The driver who succeeded where al-Qaeda failed... has no known ties to Osama bin Laden. He does not come from Afghanistan, but Long Island. He is not a mullah or an imam, but the founder and CEO of a financial software company.

My bluntly stated point isn’t so different from Ken’s: Terror comes in many guises. Terrorist wannabes aside, in New York City, year in and year out, it comes 200 times a year to pedestrians and bicyclists, most of whom would still be alive [PDF] if the driver who struck them had adhered to traffic laws.

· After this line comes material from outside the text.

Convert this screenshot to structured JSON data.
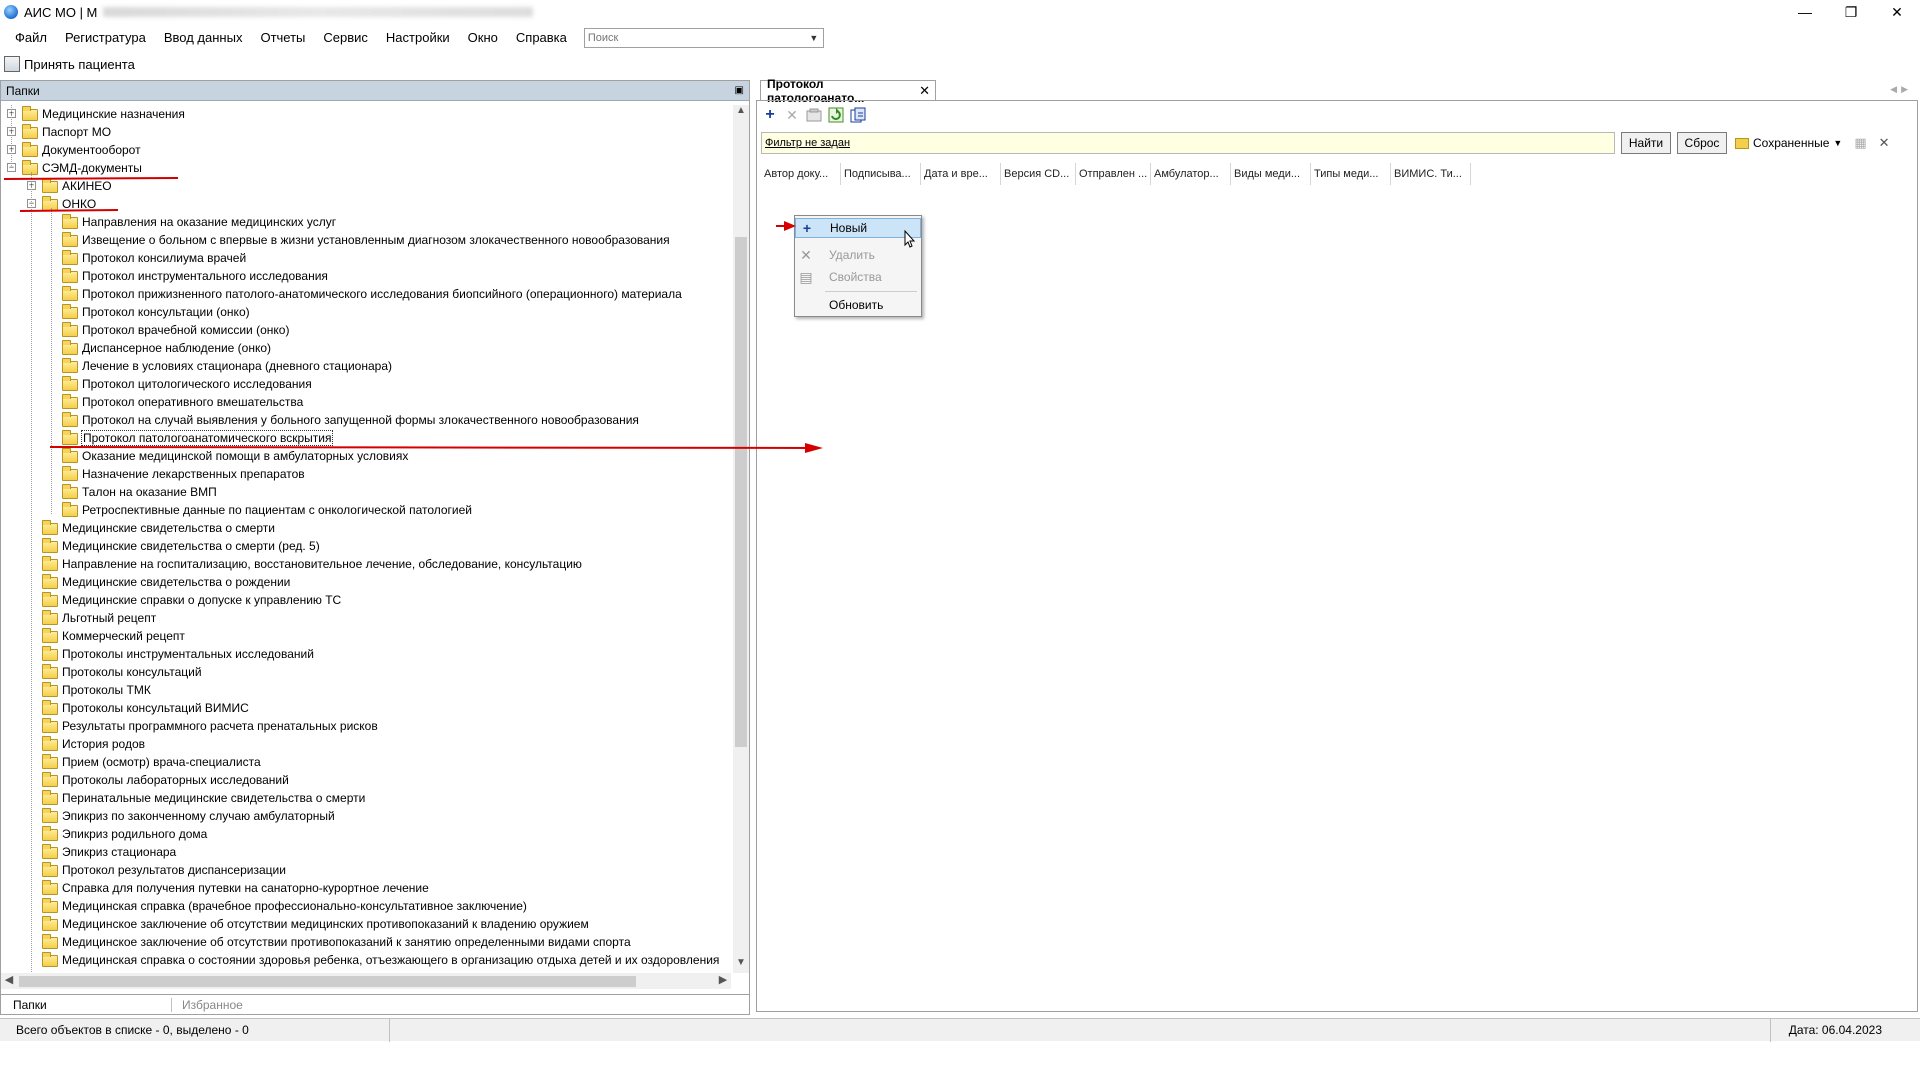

And so it goes. Dangerous driving deemed devoid of murderous intent is okay; bicycles hitched to “security-sensitive” fences are not. Putting law-enforcement personnel on bloated “anti-terror” details is an appropriate use of police; assigning them to enforce traffic laws protecting pedestrians and bicyclists is not. “Narrow escapes” such as Saturday evening in Times Square merit blanket coverage; the everyday bullying of millions of walkers and hundreds of thousands of bike riders is, well, everyday.

There is this ray of hope, however: in just three years, NYCDOT has made remarkable progress in re-purposing our streets in ways that may reduce the threat of car and truck bombs. While the creation of pedestrian spaces in Midtown, including Times Square, has been the agency’s most visible project, its emergent legacy also includes a cultural shift in the kinds of activities and vehicles considered appropriate in our city, particularly in the dense, transit-rich urban core.

We need not eliminate motor vehicles outright -- “don’t ban cars, bill them,” might be a rallying cry for congestion pricing. But changing the terms on which they are permitted into the city -- and by which they conduct themselves while there -- could be a path for improving security in the broadest sense.